Healthy Range of Motion: In order for our bodies to maintain a healthy range of motion we must allow for proper lubrication. Our lives subject us to restricting positions and block the fluidity of nutrients and energy to pulsate properly. Giving our bodies time to hold a pose that brings length will help our connective tissues extend its range of motion and help us in our day-to-day.
Release Negativity And Stress: Yin yoga requires us to sit with our emotions longer than other forms of yoga. This can allow for trapped negative energy to come to the surface and those pesky thoughts of negativity living in our subconscious to emerge. Although it doesn’t sound fun, it only offers us an opportunity to release this negative energy.
Yin yoga teaches us acceptance and patience. To not allow these emotions to overwhelm us and to remain still in their presence. We are safe as this negative energy removes itself from the body and we build our resilience because of it.
Replenish Your Tissues: In yin yoga, the longer you hold a pose the deeper you’re allowing the stretch to hydrate your tissues. The tissues are being subject to squeezing and compression. Allowing our connective tissues to experience this sort of strengthening only benefits it. It encourages its ability to protect itself and helps it do so with added vigor through practice.
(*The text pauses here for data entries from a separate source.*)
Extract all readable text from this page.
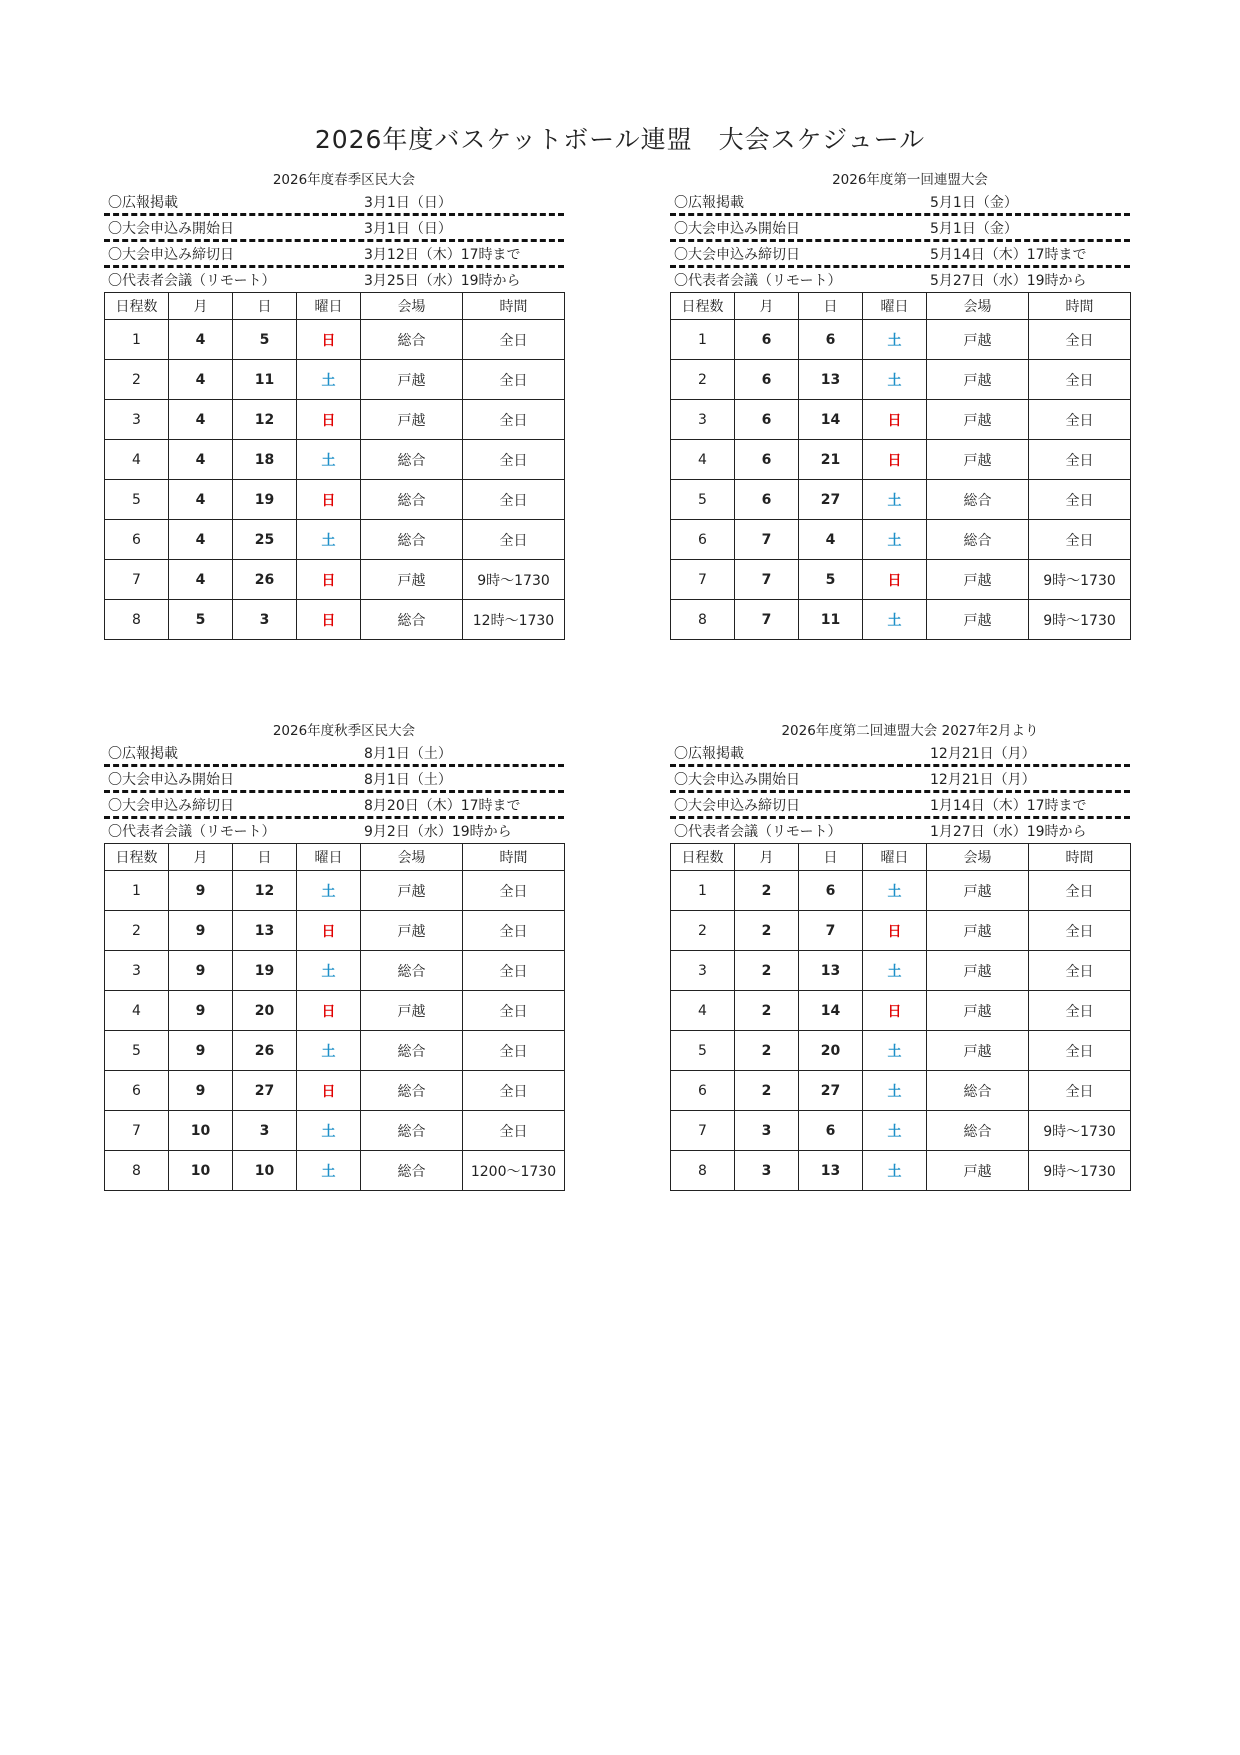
2026年度バスケットボール連盟　大会スケジュール
2026年度春季区民大会
〇広報掲載	3月1日（日）
〇大会申込み開始日	3月1日（日）
〇大会申込み締切日	3月12日（木）17時まで
〇代表者会議（リモート）	3月25日（水）19時から
日程数	月	日	曜日	会場	時間
1	4	5	日	総合	全日
2	4	11	土	戸越	全日
3	4	12	日	戸越	全日
4	4	18	土	総合	全日
5	4	19	日	総合	全日
6	4	25	土	総合	全日
7	4	26	日	戸越	9時～1730
8	5	3	日	総合	12時～1730
2026年度第一回連盟大会
〇広報掲載	5月1日（金）
〇大会申込み開始日	5月1日（金）
〇大会申込み締切日	5月14日（木）17時まで
〇代表者会議（リモート）	5月27日（水）19時から
日程数	月	日	曜日	会場	時間
1	6	6	土	戸越	全日
2	6	13	土	戸越	全日
3	6	14	日	戸越	全日
4	6	21	日	戸越	全日
5	6	27	土	総合	全日
6	7	4	土	総合	全日
7	7	5	日	戸越	9時～1730
8	7	11	土	戸越	9時～1730
2026年度秋季区民大会
〇広報掲載	8月1日（土）
〇大会申込み開始日	8月1日（土）
〇大会申込み締切日	8月20日（木）17時まで
〇代表者会議（リモート）	9月2日（水）19時から
日程数	月	日	曜日	会場	時間
1	9	12	土	戸越	全日
2	9	13	日	戸越	全日
3	9	19	土	総合	全日
4	9	20	日	戸越	全日
5	9	26	土	総合	全日
6	9	27	日	総合	全日
7	10	3	土	総合	全日
8	10	10	土	総合	1200～1730
2026年度第二回連盟大会 2027年2月より
〇広報掲載	12月21日（月）
〇大会申込み開始日	12月21日（月）
〇大会申込み締切日	1月14日（木）17時まで
〇代表者会議（リモート）	1月27日（水）19時から
日程数	月	日	曜日	会場	時間
1	2	6	土	戸越	全日
2	2	7	日	戸越	全日
3	2	13	土	戸越	全日
4	2	14	日	戸越	全日
5	2	20	土	戸越	全日
6	2	27	土	総合	全日
7	3	6	土	総合	9時～1730
8	3	13	土	戸越	9時～1730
Strengthens Immune Function: As many other yoga practices, the deep breathing during poses helps benefit us in more ways than we think. For instance, the deep breaths, or diaphragmatic breathing, elicits a response from our parasympathetic nervous system. Communication with this symptom has a wide range of benefits to the body but most importantly it helps to encourage a strong immune system.
As you progress in your yin practice you may feel that your breathing decreases and you feel yourself drawing more inward. This is because you’re entering a relaxed state where the organs are being allowed time to catch up on what’s happening within and heal.
Preparation For Deep Meditation: Our surroundings and the world around us constantly influences us. Often our thoughts and ideals find conflicts with others values, we second guess our instincts and we find distractions from our true purpose. Meditation helps us to return back within as an opportunity to hone in on what’s truly important to us and our values. Yin yoga’s core is in preparation for these “deep talks” within ourselves. As energy is coursing through us, we’re able to take a moment and sit with ourselves. Perhaps, even have answers to questions we didn’t know we had.
Establishes Harmony: Yin yoga’s motivation is to create balance. Health in itself is about establishing a healthy lifestyle that balances our physical, mental and spiritual state of mind. Just as the yin and yang symbol represent a perfect balance, that is the intent of yin yoga. Establishing harmony that will offer a time to sit with the self for a time of reflection and healing for the body and mind.
Is Yin Yoga Right For You?
If you are someone trying to get the most out of your meditations, or simply improve focus, yin yoga is worth trying. It offers an opportunity to move energy throughout the body. Yin yoga can help anyone whether they’re looking to benefit themselves on a surface level just physically in their agility, or benefit those who want to gain a deeper understanding in themselves. Yin yoga is unique as it offers an opportunity to meet people where they are at. Offering them an opportunity in whatever needs they are seeking to be fulfilled. Yin yoga can work as a vehicle to help you achieve this.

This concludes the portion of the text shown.